Segundo Luciana Paz de Almeida, fiscal de obras da Diretoria de Projetos, Obras e Manutenção da Prefeitura do Campus da UEL, a falta de repasse fez com que a obra de reconstrução esteja apenas 35% concluída até o momento. "As obras não estão totalmente paradas. Há alguns poucos trabalhando no interior. Mas acredito que, mesmo que a empresa atue a todo vapor daqui para frente, o teatro não será finalizado este ano." A fiscal disse ainda que a empresa, agora, se concentra em terminar a parte da cobertura do teatro que deve ser daqui duas semanas , já que a infraestrutura está praticamente finalizada.
Engenheiro responsável pela Regional Engenharia, José Pedro da Rocha diz que, apesar dos atrasos nos pagamentos, preferiu não retirar todos os funcionários da obra. "Os problemas de repasse acontecem desde o primeiro semestre de 2014 e, na medida do possível, mantive homens trabalhando até então. Chegamos a ter quase 80 pessoas. Hoje, não mais que dez. A partir de agora, no entanto, não posso fazer investimentos caros sem ter a certeza de que serei pago pelo Governo. E tudo o que é preciso fazer em diante tem um custo alto, como a instalação do ar condicionado e das poltronas", pontua ele.

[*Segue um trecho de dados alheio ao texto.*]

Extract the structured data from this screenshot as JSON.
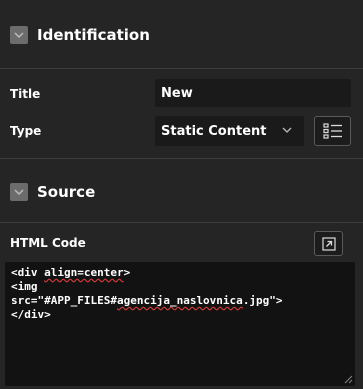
{
  "identification": {
    "title": "Identification",
    "fields": {
      "title_label": "Title",
      "title_value": "New",
      "type_label": "Type",
      "type_value": "Static Content"
    }
  },
  "source": {
    "title": "Source",
    "html_code_label": "HTML Code",
    "code": {
      "line1_a": "<div ",
      "line1_b": "align=center",
      "line1_c": ">",
      "line2": "<img",
      "line3_a": "src=\"#APP_FILES#",
      "line3_b": "agencija_naslovnica",
      "line3_c": ".jpg\">",
      "line4": "</div>"
    }
  },
  "icons": {
    "section_toggle": "chevron-down-icon",
    "type_list": "list-icon",
    "expand_editor": "expand-icon",
    "resize_handle": "resize-grip-icon"
  },
  "colors": {
    "background": "#252526",
    "field": "#1a1a1a",
    "spellcheck": "#d43a3a"
  }
}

A reportagem entrou em contato com a Seti indagando sobre o atraso nos pagamentos. A resposta da assessoria de imprensa do órgão foi a de que existe orçamento previsto para o pagamento das já notas empenhadas, mas que quatro delas chegaram em novembro do ano passado, quando não havia mais tempo hábil para ingressar no balanço do Siaf de 2014. Por conta disso, os pagamentos não foram autorizados. Ainda de acordo com a assessoria, todas as medições já realizadas serão pagas quando abrir o Siaf de 2015, porém, não há data definida para isso acontecer.